Life around the cottage, the house, the Toronto Maple Leafs, life's curiosities and anything else that crosses my fancy.
Wednesday, August 26, 2009
Milton Ontario Civil War Reenactment
We went to a civil war reenactment on the weekend. I will be posting a bunch of pictures on Facebook & YouTube when I have time. I hadn't been in a couple of years and this year the battle was interesting, the people were interesting and it was actually a real fun day.
Thursday, August 06, 2009
Passing
I sit and think of the funeral. I am pouring out tears one moment, the next thinking that my one hand is extremely moist and the Kleenex in it almost entirely destroyed, then musing on another story about our friend and should I tell it to the mourners.
There are weird isolated moments that are extremely funny.
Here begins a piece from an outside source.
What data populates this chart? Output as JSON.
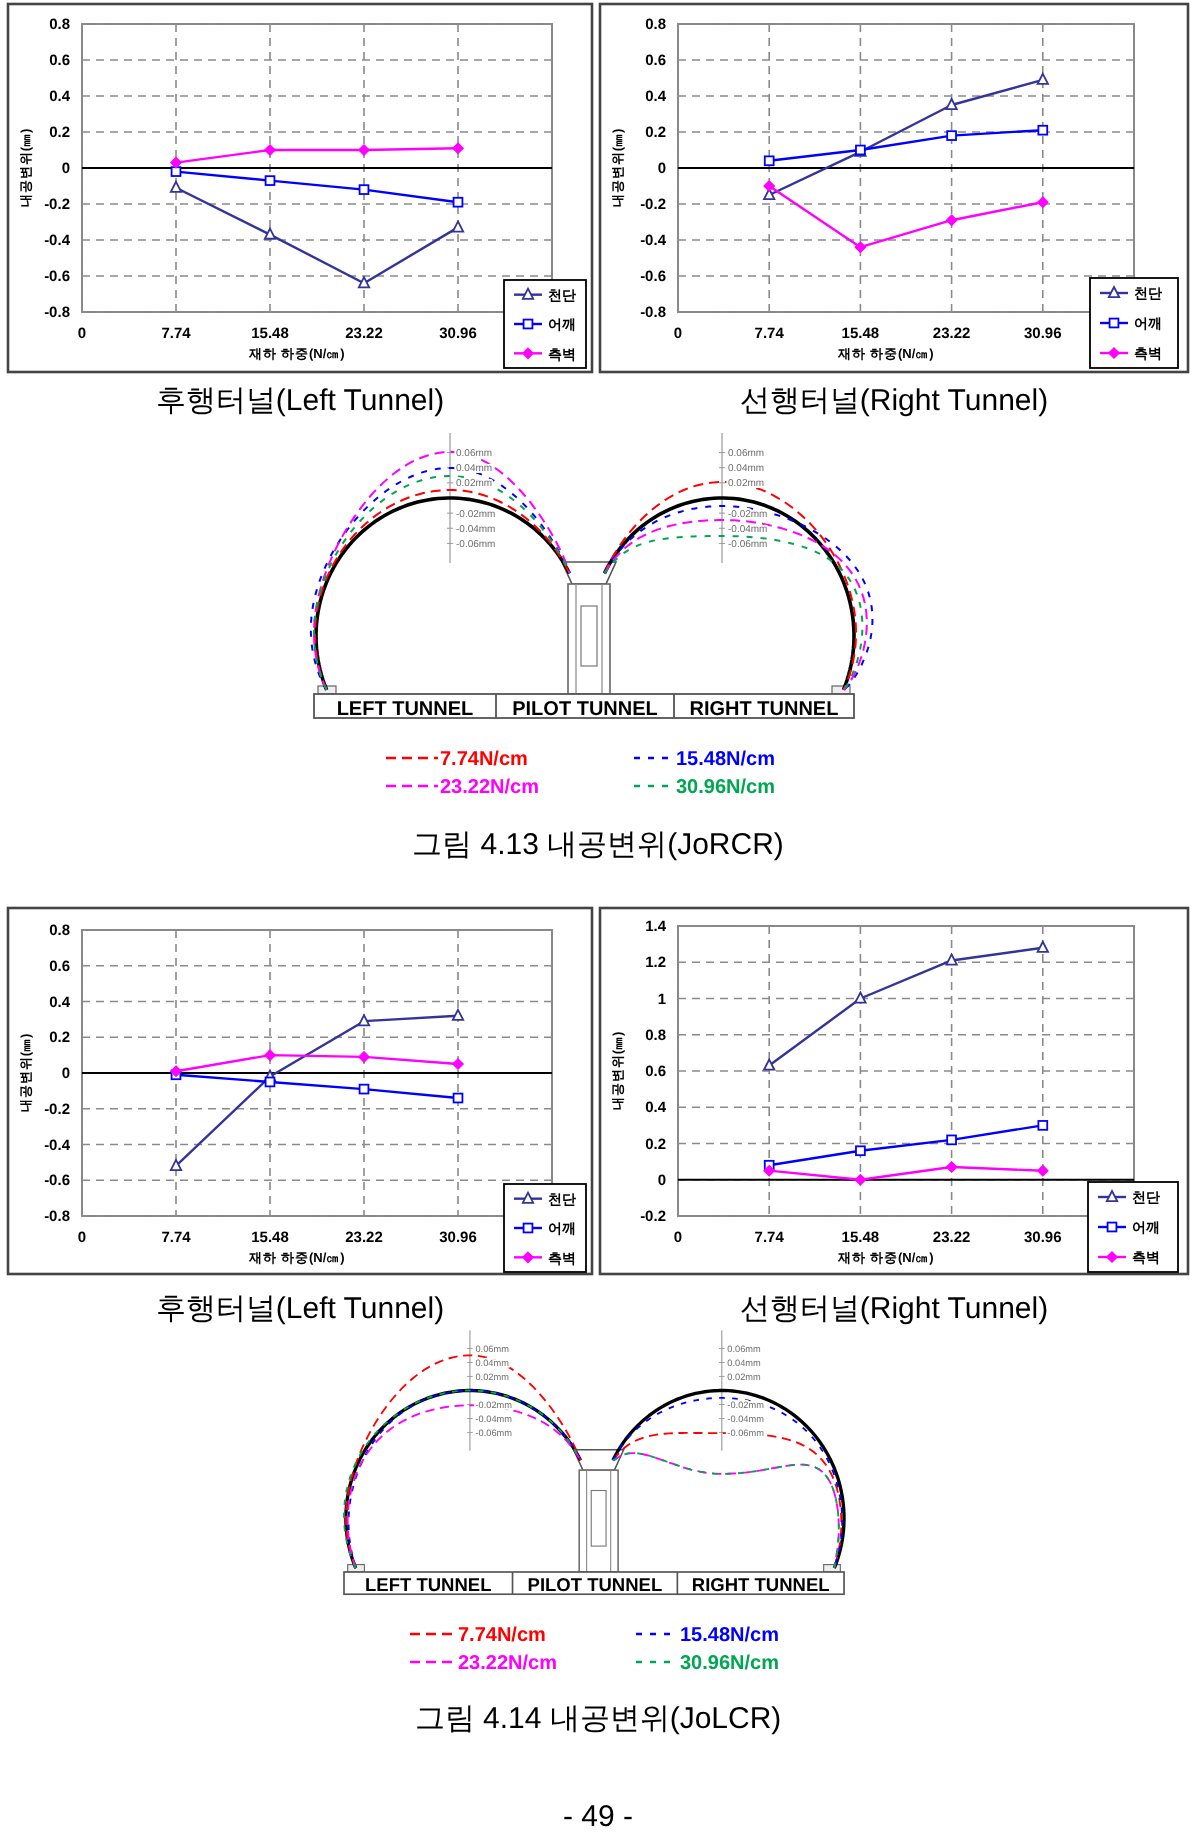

There were four men and two women to carry our friend, specially picked because of their true friendship towards our man. Six novice pallbearers being instructed on how to bear. There was a seventh pallbearer that I didn't notice. I forgot to tell him that we had it covered and he could sit back and watch. I didn't notice that he was at the back of the coffin helping to carry. We are given small increments of instructions as anything more complex would throw us into chaos. We start to walk towards the plot and all I am doing is watching the ground. It is uneven, we are walking over plaques. I find that I am noticing their names and even said sorry to them once or twice. We are not in step with each other, there are great height differences and strengths. My sandal gets stepped on slightly and I squeal like a monkey. Louise is stepping on the heels of the person in front of her. There is a resting place ahead where we can put him down for a moment. We all laugh at our situation. Not really thinking of the person we are carrying. At that point I do not want to think of what we are actually doing - it would make it too real. Because I am in the middle position the weight is not a problem. We reach the plot and it is over. We have carried him to the last place. We have cared for him all those years and never thought that it would end. I am a denier of the circle of life, I tend to believe that things do not end this way, that there is an out. Right now my friend is passed but because I can imagine him sitting at the table or eating some buttertarts he is still here. I can't see him gone. He is living on.
People asked about the carrying our friend. Why we would volunteer to walk with him that last time. We could have had strangers do it for us take that burden away from us, allow us to think of our loss. None of us thought of it as a burden or if it would be too much for us. I would like to think if one of us faltered then someone else would step in and take our place. There was no burden only sadness in our hearts.